¿Cuál es el rol de la SMV frente a las empresas emisoras?

¿Cuál es el rol de la SMV frente a las empresas emisoras?

El regulador podrá negar el registro a empresas que presenten datos falsos

SMV

Una Ley para brindar total y justa divulgación de las características de los valores vendidos en el comercio interestatal y foráneo y a través de correspondencia, y para prevenir fraudes en la venta de aquellos, y para otros propósitos.

Así indica el preámbulo de la Ley de Valores de 1933 de los Estados Unidos (EE.UU.), referente internacional e influencia directa la Ley del Mercado de Valores de 1999 (LMV) de Panamá. Siendo ese el espíritu de dicha ley y de la nuestra, existe gran confusión sobre el rol del regulador de valores, la Superintendencia del Mercado de Valores (SMV), frente a las empresas que se registran para poder emitir sus valores públicamente.

Primeramente debemos indicar que las empresas, en búsqueda de una alternativa al financiamiento bancario, deciden emitir u ofrecer sus valores públicamente, ya sean acciones (que harían co-dueño de la empresa al comprador-inversionista) o bonos (que lo harían acreedor).

Previamente a ofrecer los valores al público, las empresas (conocidas como emisores) deben obtener un registro ante la SMV, que implica presentar información relevante del emisor (directiva, accionistas principales, gerencia, negocio, situación financiera, etc.), sustentada en declaraciones juradas. Durante este proceso, la SMV casi siempre solicita al emisor que adicione o corrija aspectos de la solicitud o del prospecto (documento con que el emisor ofrece el valor), a fin de que los riesgos estén claramente indicados.

Así, la SMV otorga el registro o autorización para oferta pública. Se dice que la empresa se hace pública, puesto que toda esta información que consta en el regulador será de acceso público, y puesto que, a partir de ese momento, la empresa deberá reportar periódicamente sobre su situación financiera y hechos de importancia.

La filosofía subyacente a este registro es que el regulador vela por que la empresa divulgue de forma oportuna- la información relevante para que el inversionista (o su corredor de valores o analista) pueda realizar un análisis sobre la conveniencia de invertir en los valores de dicha empresa. Esta filosofía, conocida como el principio de transparencia, ha sido consagrada como un objetivo en el artículo 3 de nuestra ley y es un objetivo de los principios de la Organización Internacional de Comisiones de Valores (Iosco).

Siempre que el regulador, para el proceso de registro, se apoya en declaraciones juradas de los directivos, abogados y/o auditores del emisor (quienes podrían incurrir en responsabilidad administrativa y penal si presentan información o declaraciones falsas o engañosas u omiten información de importancia), el artículo 121 de nuestra ley indica que la Superintendencia no será responsable por la veracidad de la información o de las declaraciones contenidas en las solicitudes de registro o en los informes.

Para evitar que se pueda pensar lo contrario, todo prospecto para ser aprobado por la SMV, requiere indicar en su portada y en mayúscula cerrada: La oferta pública de estos valores ha sido autorizada por la Superintendencia. Esta autorización no implica que Superintendencia recomienda la inversión en tales valores ni representa opinión favorable o desfavorable sobre la perspectiva del negocio. La Superintendencia no será responsable por la veracidad de la información presentada en este prospecto o de la declaraciones contenidas en la solicitud de registro.
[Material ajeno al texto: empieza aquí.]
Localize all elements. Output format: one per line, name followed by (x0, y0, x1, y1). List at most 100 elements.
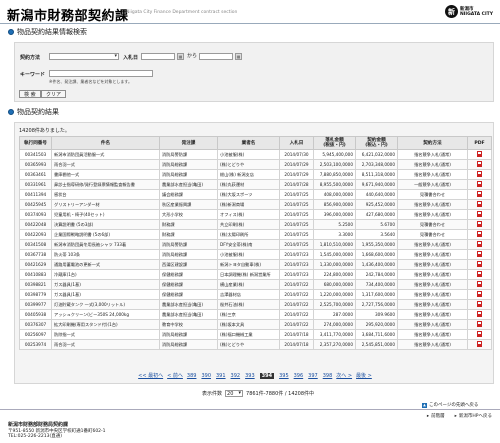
table-cell: 2014/07/28 (279, 179, 314, 190)
pdf-icon[interactable] (477, 171, 482, 177)
date-to-input[interactable] (199, 53, 233, 60)
table-cell: 242,784,0000 (355, 269, 398, 280)
pdf-icon[interactable] (477, 261, 482, 267)
table-cell: 指名競争入札(通常) (397, 279, 468, 290)
table-cell: 保健総務課 (159, 279, 218, 290)
table-cell: 1,436,400,0000 (355, 259, 398, 270)
table-cell: 5.2500 (313, 219, 356, 230)
table-cell: 指名競争入札(通常) (397, 199, 468, 210)
pdf-icon[interactable] (477, 181, 482, 187)
pdf-icon[interactable] (477, 221, 482, 227)
pager-page-link[interactable]: 395 (279, 373, 289, 379)
table-cell: オフィス(株) (217, 209, 280, 220)
table-cell: 2,503,100,0000 (313, 159, 356, 170)
keyword-input[interactable] (49, 70, 153, 77)
pdf-icon[interactable] (477, 321, 482, 327)
pdf-cell (467, 179, 492, 190)
footer-prev-link[interactable]: ▸ 前階層 (427, 413, 445, 420)
table-cell: 小池被服(株) (217, 149, 280, 160)
pdf-cell (467, 219, 492, 230)
search-button[interactable]: 検 索 (19, 90, 41, 98)
table-cell: 00422093 (19, 229, 52, 240)
pager-page-link[interactable]: 389 (187, 373, 197, 379)
calendar-icon[interactable]: ▦ (177, 53, 184, 60)
pagination: << 最初へ < 前へ 389 390 391 392 393 394 395 396 397 3… (19, 370, 491, 381)
date-from-input[interactable] (141, 53, 175, 60)
pager-pages: 389 390 391 392 393 394 395 396 397 398 (187, 372, 333, 379)
pager-page-link[interactable]: 392 (231, 373, 241, 379)
pdf-cell (467, 269, 492, 280)
pager-page-link[interactable]: 390 (201, 373, 211, 379)
pager-first-link[interactable]: << 最初へ (138, 372, 163, 379)
calendar-icon[interactable]: ▦ (235, 53, 242, 60)
pager-prev-link[interactable]: < 前へ (167, 372, 183, 379)
table-row: 00411394 感状台 議会総務課 (株)大坂スポーツ 2014/07/25 408,0… (19, 189, 492, 200)
pdf-cell (467, 159, 492, 170)
table-cell: 00363461 (19, 169, 52, 180)
pdf-icon[interactable] (477, 201, 482, 207)
column-header: 契約方法 (397, 136, 468, 150)
pdf-icon[interactable] (477, 211, 482, 217)
table-cell: 2014/07/23 (279, 249, 314, 260)
pager-page-link[interactable]: 393 (245, 373, 255, 379)
table-cell: 2,545,851,0000 (355, 339, 398, 350)
footer-top-link[interactable]: ▸ 新潟市HPへ戻る (455, 413, 492, 420)
pdf-icon[interactable] (477, 331, 482, 337)
pdf-cell (467, 319, 492, 330)
table-cell: 925,452,0000 (355, 199, 398, 210)
pager-page-link[interactable]: 396 (294, 373, 304, 379)
item-name-cell: グリストリーアンダー材 (51, 199, 160, 210)
item-name-cell: 企業国際戦略説明書 (5の6部) (51, 229, 160, 240)
pager-page-link[interactable]: 391 (216, 373, 226, 379)
table-cell: 2014/07/25 (279, 229, 314, 240)
table-row: 00341508 新潟市消防団員冬用長袖シャツ 733着 消防局警防課 DFY安全帯(… (19, 239, 492, 250)
pdf-icon[interactable] (477, 231, 482, 237)
pdf-cell (467, 249, 492, 260)
perpage-select[interactable]: 20 (225, 390, 244, 397)
table-cell: (株)三京 (217, 309, 280, 320)
site-title[interactable]: 新潟市財務部契約課 (7, 5, 129, 24)
item-name-cell: 決算説明書 (5の3部) (51, 219, 160, 230)
table-cell: 00376307 (19, 319, 52, 330)
table-cell: 指名競争入札(通常) (397, 319, 468, 330)
pdf-icon[interactable] (477, 301, 482, 307)
city-logo[interactable]: 新 新潟市 NIIGATA CITY (444, 5, 493, 18)
table-cell: 財務課 (159, 229, 218, 240)
pdf-icon[interactable] (477, 161, 482, 167)
method-select[interactable] (49, 53, 119, 60)
pdf-icon[interactable] (477, 281, 482, 287)
back-to-top-link[interactable]: ▲ このページの先頭へ戻る (422, 402, 478, 408)
pdf-icon[interactable] (477, 251, 482, 257)
column-header: PDF (467, 136, 492, 150)
table-cell: 秋区産業振興課 (159, 199, 218, 210)
footer-contact: 新潟市財務部財務局契約課 〒951-8550 新潟市中央区学校町通1番町602-… (8, 422, 106, 440)
item-name-cell: 防除指一式 (51, 329, 160, 340)
table-cell: 00331961 (19, 179, 52, 190)
pdf-icon[interactable] (477, 191, 482, 197)
pager-page-link[interactable]: 394 (259, 372, 275, 379)
table-row: 00363461 書庫棚他一式 消防局総務課 総山(株) 新潟支店 2014/07/29… (19, 169, 492, 180)
pager-page-link[interactable]: 397 (308, 373, 318, 379)
pager-next-link[interactable]: 次へ > (336, 372, 352, 379)
table-cell: 00411394 (19, 189, 52, 200)
pdf-cell (467, 199, 492, 210)
pdf-icon[interactable] (477, 271, 482, 277)
table-cell: 横山産業(株) (217, 279, 280, 290)
pager-page-link[interactable]: 398 (323, 373, 333, 379)
clear-button[interactable]: クリア (41, 90, 67, 98)
table-cell: 1,810,510,0000 (313, 239, 356, 250)
pdf-icon[interactable] (477, 341, 482, 347)
bullet-icon (8, 29, 14, 35)
footer-prev-text: 前階層 (431, 414, 445, 419)
table-cell: 大形小学校 (159, 209, 218, 220)
pager-last-link[interactable]: 最後 > (356, 372, 372, 379)
table-row: 00398779 ガス器具(1基) 保健総務課 吉澤器材店 2014/07/22 1,22… (19, 289, 492, 300)
pdf-icon[interactable] (477, 241, 482, 247)
pdf-icon[interactable] (477, 291, 482, 297)
table-cell: 00398779 (19, 289, 52, 300)
pdf-icon[interactable] (477, 151, 482, 157)
table-row: 00425945 グリストリーアンダー材 秋区産業振興課 (株)新潟商場 2014/07… (19, 199, 492, 210)
pdf-icon[interactable] (477, 311, 482, 317)
table-cell: 440,640,0000 (355, 189, 398, 200)
table-cell: 00421629 (19, 259, 52, 270)
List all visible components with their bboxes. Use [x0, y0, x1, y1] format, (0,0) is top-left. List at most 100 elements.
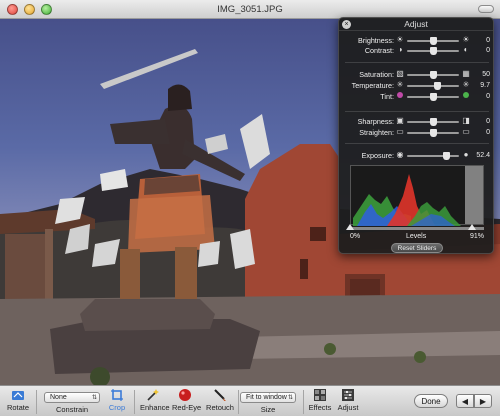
adjust-row-straighten: Straighten: ▭ ▭ 0: [339, 128, 495, 137]
adjust-row-sharpness: Sharpness: ▣ ◨ 0: [339, 117, 495, 126]
slider-thumb[interactable]: [443, 152, 450, 160]
adjust-slider[interactable]: [407, 152, 459, 160]
edit-toolbar: Rotate None ⇅ Constrain Crop Enhance Red…: [0, 385, 500, 416]
adjust-row-value: 0: [486, 93, 490, 100]
adjust-row-value: 50: [482, 71, 490, 78]
window-title: IMG_3051.JPG: [217, 4, 283, 15]
adjust-row-label: Contrast:: [364, 46, 394, 55]
adjust-row-value: 0: [486, 47, 490, 54]
arrow-right-icon: ▶: [479, 397, 487, 406]
adjust-slider[interactable]: [407, 71, 459, 79]
retouch-button[interactable]: Retouch: [206, 388, 234, 412]
saturation-low-icon: ▧: [396, 69, 404, 78]
close-window-button[interactable]: [7, 4, 18, 15]
divider: [134, 390, 135, 414]
red-eye-button[interactable]: Red-Eye: [172, 388, 201, 412]
adjust-panel-title: Adjust: [339, 18, 493, 31]
adjust-slider[interactable]: [407, 93, 459, 101]
levels-slider[interactable]: [346, 224, 484, 230]
levels-label: Levels: [406, 233, 427, 240]
contrast-low-icon: ◑: [397, 45, 403, 54]
constrain-popup[interactable]: None ⇅: [44, 392, 100, 403]
adjust-button[interactable]: Adjust: [336, 388, 360, 412]
reset-sliders-button[interactable]: Reset Sliders: [391, 243, 443, 253]
adjust-slider[interactable]: [407, 37, 459, 45]
rotate-button[interactable]: Rotate: [6, 388, 30, 412]
adjust-row-label: Straighten:: [359, 128, 394, 137]
enhance-button[interactable]: Enhance: [140, 388, 170, 412]
green-dot-icon: [462, 92, 470, 100]
magenta-dot-icon: [396, 92, 404, 100]
done-button[interactable]: Done: [414, 394, 448, 408]
divider: [303, 390, 304, 414]
rotate-icon: [12, 391, 24, 400]
effects-button[interactable]: Effects: [308, 388, 332, 412]
effects-icon: [314, 389, 326, 401]
adjust-row-label: Exposure:: [361, 151, 394, 160]
levels-labels: 0% Levels 91%: [350, 233, 484, 242]
contrast-high-icon: ◐: [463, 45, 469, 54]
levels-high-value: 91%: [469, 233, 484, 240]
adjust-slider[interactable]: [407, 129, 459, 137]
x-circle-icon[interactable]: ×: [342, 20, 351, 29]
slider-thumb[interactable]: [430, 71, 437, 79]
divider: [345, 62, 489, 63]
adjust-row-exposure: Exposure: ◉ ● 52.4: [339, 151, 495, 160]
adjust-slider[interactable]: [407, 47, 459, 55]
adjust-row-contrast: Contrast: ◑ ◐ 0: [339, 46, 495, 55]
divider: [345, 111, 489, 112]
histogram: [350, 165, 484, 226]
sun-large-icon: ☀: [462, 35, 470, 44]
levels-low-value: 0%: [350, 233, 361, 240]
toolbar-toggle-button[interactable]: [478, 5, 494, 13]
slider-thumb[interactable]: [430, 47, 437, 55]
adjust-row-label: Sharpness:: [357, 117, 394, 126]
sun-small-icon: ☀: [396, 35, 404, 44]
slider-thumb[interactable]: [434, 82, 442, 90]
adjust-row-saturation: Saturation: ▧ ▦ 50: [339, 70, 495, 79]
soft-icon: ▣: [396, 116, 404, 125]
previous-photo-button[interactable]: ◀: [456, 394, 474, 408]
constrain-label: Constrain: [55, 405, 89, 414]
sliders-icon: [342, 389, 354, 401]
adjust-row-label: Tint:: [380, 92, 394, 101]
adjust-slider[interactable]: [407, 118, 459, 126]
adjust-row-value: 0: [486, 129, 490, 136]
adjust-row-value: 0: [486, 118, 490, 125]
sharp-icon: ◨: [462, 116, 470, 125]
saturation-high-icon: ▦: [462, 69, 470, 78]
crop-icon: [111, 389, 123, 401]
minimize-window-button[interactable]: [24, 4, 35, 15]
adjust-slider[interactable]: [407, 82, 459, 90]
divider: [238, 390, 239, 414]
histogram-highlight-clip: [465, 166, 483, 224]
adjust-row-value: 52.4: [476, 152, 490, 159]
levels-high-thumb[interactable]: [467, 224, 476, 230]
divider: [36, 390, 37, 414]
size-popup[interactable]: Fit to window ⇅: [240, 392, 296, 403]
slider-thumb[interactable]: [430, 118, 437, 126]
slider-thumb[interactable]: [430, 93, 437, 101]
adjust-row-brightness: Brightness: ☀ ☀ 0: [339, 36, 495, 45]
warm-icon: ✳: [462, 80, 470, 89]
next-photo-button[interactable]: ▶: [474, 394, 492, 408]
cool-icon: ✳: [396, 80, 404, 89]
adjust-row-tint: Tint: 0: [339, 92, 495, 101]
adjust-row-label: Temperature:: [351, 81, 394, 90]
exposure-high-icon: ●: [463, 150, 469, 159]
popup-arrows-icon: ⇅: [91, 395, 97, 401]
adjust-row-value: 0: [486, 37, 490, 44]
divider: [345, 143, 489, 144]
levels-low-thumb[interactable]: [346, 224, 354, 230]
slider-thumb[interactable]: [430, 129, 437, 137]
adjust-row-temperature: Temperature: ✳ ✳ 9.7: [339, 81, 495, 90]
crop-button[interactable]: Crop: [106, 388, 128, 412]
zoom-window-button[interactable]: [41, 4, 52, 15]
arrow-left-icon: ◀: [461, 397, 469, 406]
slider-thumb[interactable]: [430, 37, 437, 45]
brush-icon: [214, 389, 226, 401]
size-label: Size: [260, 405, 276, 414]
magic-wand-icon: [147, 389, 159, 401]
popup-arrows-icon: ⇅: [287, 395, 293, 401]
adjust-row-label: Brightness:: [358, 36, 394, 45]
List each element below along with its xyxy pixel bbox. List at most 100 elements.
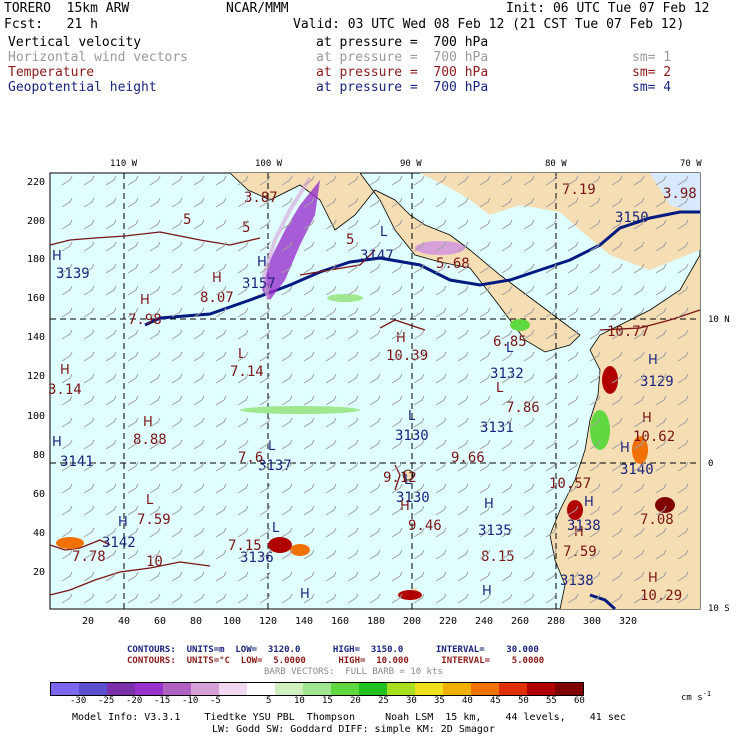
svg-text:L: L (380, 225, 388, 240)
svg-text:140: 140 (27, 332, 45, 343)
height-label: 3138 (560, 573, 594, 589)
temp-label: 7.86 (506, 400, 540, 416)
lon-label: 70 W (680, 159, 702, 169)
colorbar-label: -20 (126, 696, 143, 706)
colorbar-swatch (443, 683, 471, 695)
temp-label: 10.62 (633, 429, 675, 445)
svg-text:H: H (212, 271, 222, 286)
svg-text:40: 40 (118, 616, 130, 627)
svg-text:320: 320 (619, 616, 637, 627)
temp-label: 7.6 (238, 450, 263, 466)
colorbar-label: -25 (98, 696, 115, 706)
height-label: 3138 (567, 518, 601, 534)
colorbar-swatch (191, 683, 219, 695)
temp-label: 9.46 (408, 518, 442, 534)
svg-text:280: 280 (547, 616, 565, 627)
temp-label: 5 (242, 220, 250, 236)
colorbar-label: -10 (182, 696, 199, 706)
colorbar-label: 5 (266, 696, 272, 706)
colorbar-label: 60 (574, 696, 585, 706)
latitude-labels: 10 N 0 10 S (708, 315, 730, 614)
colorbar-swatch (359, 683, 387, 695)
colorbar-swatch (219, 683, 247, 695)
colorbar-label: -30 (70, 696, 87, 706)
temp-label: 8.15 (481, 549, 515, 565)
height-label: 3157 (242, 276, 276, 292)
svg-text:220: 220 (439, 616, 457, 627)
svg-text:H: H (52, 249, 62, 264)
colorbar-label: -15 (154, 696, 171, 706)
svg-text:H: H (584, 495, 594, 510)
height-label: 3139 (56, 266, 90, 282)
colorbar-swatch (303, 683, 331, 695)
svg-text:120: 120 (259, 616, 277, 627)
svg-text:140: 140 (295, 616, 313, 627)
lon-label: 80 W (545, 159, 567, 169)
colorbar-swatch (499, 683, 527, 695)
colorbar-label: 10 (294, 696, 305, 706)
colorbar-label: 25 (378, 696, 389, 706)
colorbar-label: -5 (210, 696, 221, 706)
colorbar-label: 50 (518, 696, 529, 706)
temp-label: 9.12 (383, 470, 417, 486)
svg-text:H: H (143, 415, 153, 430)
weather-map: 110 W 100 W 90 W 80 W 70 W 10 N 0 10 S 2… (27, 159, 730, 627)
svg-text:H: H (118, 515, 128, 530)
temp-label: 10.29 (640, 588, 682, 604)
lat-label: 10 N (708, 315, 730, 325)
temp-label: 7.78 (72, 549, 106, 565)
svg-text:L: L (408, 409, 416, 424)
svg-text:H: H (257, 255, 267, 270)
height-contour-info: CONTOURS: UNITS=m LOW= 3120.0 HIGH= 3150… (127, 645, 539, 655)
colorbar-swatch (471, 683, 499, 695)
temp-contour-info: CONTOURS: UNITS=°C LOW= 5.0000 HIGH= 10.… (127, 656, 545, 666)
svg-text:180: 180 (27, 254, 45, 265)
colorbar-label: 45 (490, 696, 501, 706)
barb-info: BARB VECTORS: FULL BARB = 10 kts (264, 667, 443, 677)
svg-text:100: 100 (223, 616, 241, 627)
svg-text:260: 260 (511, 616, 529, 627)
svg-text:H: H (60, 363, 70, 378)
colorbar-swatch (163, 683, 191, 695)
svg-text:H: H (482, 584, 492, 599)
lat-label: 0 (708, 459, 713, 469)
temp-label: 5 (346, 232, 354, 248)
velocity-colorbar (50, 682, 584, 696)
colorbar-swatch (527, 683, 555, 695)
height-label: 3147 (360, 248, 394, 264)
colorbar-swatch (247, 683, 275, 695)
svg-text:80: 80 (33, 450, 45, 461)
colorbar-label: 30 (406, 696, 417, 706)
temp-label: 9.66 (451, 450, 485, 466)
colorbar-swatch (415, 683, 443, 695)
svg-text:120: 120 (27, 371, 45, 382)
temp-label: 8.88 (133, 432, 167, 448)
svg-text:20: 20 (82, 616, 94, 627)
x-tick-labels: 20 40 60 80 100 120 140 160 180 200 220 240 260 2… (82, 616, 637, 627)
svg-text:160: 160 (331, 616, 349, 627)
temp-label: 6.85 (493, 334, 527, 350)
colorbar-swatch (135, 683, 163, 695)
colorbar-swatch (79, 683, 107, 695)
svg-text:160: 160 (27, 293, 45, 304)
model-info: Model Info: V3.3.1 Tiedtke YSU PBL Thomp… (72, 712, 626, 723)
svg-text:L: L (146, 493, 154, 508)
temp-label: 7.15 (228, 538, 262, 554)
svg-text:200: 200 (403, 616, 421, 627)
svg-text:80: 80 (190, 616, 202, 627)
y-tick-labels: 220 200 180 160 140 120 100 80 60 40 20 (27, 177, 45, 578)
colorbar-swatch (331, 683, 359, 695)
svg-text:H: H (484, 497, 494, 512)
temp-label: 10.57 (549, 476, 591, 492)
svg-text:40: 40 (33, 528, 45, 539)
colorbar-label: 35 (434, 696, 445, 706)
height-label: 3135 (478, 523, 512, 539)
lon-label: 100 W (255, 159, 283, 169)
lon-label: 110 W (110, 159, 138, 169)
temp-label: 7.59 (137, 512, 171, 528)
temp-label: 3.87 (244, 190, 278, 206)
svg-text:60: 60 (154, 616, 166, 627)
svg-text:L: L (272, 521, 280, 536)
svg-text:240: 240 (475, 616, 493, 627)
longitude-labels: 110 W 100 W 90 W 80 W 70 W (110, 159, 702, 169)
Por último, la SMV podrá negar el registro a los emisores si presentan información o declaraciones falsas o engañosas u omiten información de importancia; o cuando el emisor no esté al día en la presentación de sus reportes.

Es también importante resaltar que la SMV no cuenta con facultades para inspeccionar, intervenir, reorganizar o liquidar a los emisores, toda vez que su actividad económica no es propia del mercado de valores; únicamente lo utilizan como plataforma de financiamiento.

Este tratamiento es diferente al de los intermediarios (casas de valores, bolsa de valores), cuyo negocio exclusivo es en el mercado de valores.

Invertir conlleva implícitamente el riesgo de perder lo invertido. Decidir en qué valores invertir y cuánto riesgo tomar es decisión y responsabilidad del inversionista.

El regulador no puede ni debe recomendar la inversión en determinados valores, ni asegurarse  que un emisor genere utilidades. Ningún regulador de valores de las economías que emulamos lo hace. El rol del regulador, cumpliendo el principio de transparencia, es velar por que el emisor divulgue de forma oportuna la información relevante para que el inversionista pueda tomar una decisión informada. 

Allan Binns
Asesor del Despacho Superior de la  SMV, Abogado y docente universitario.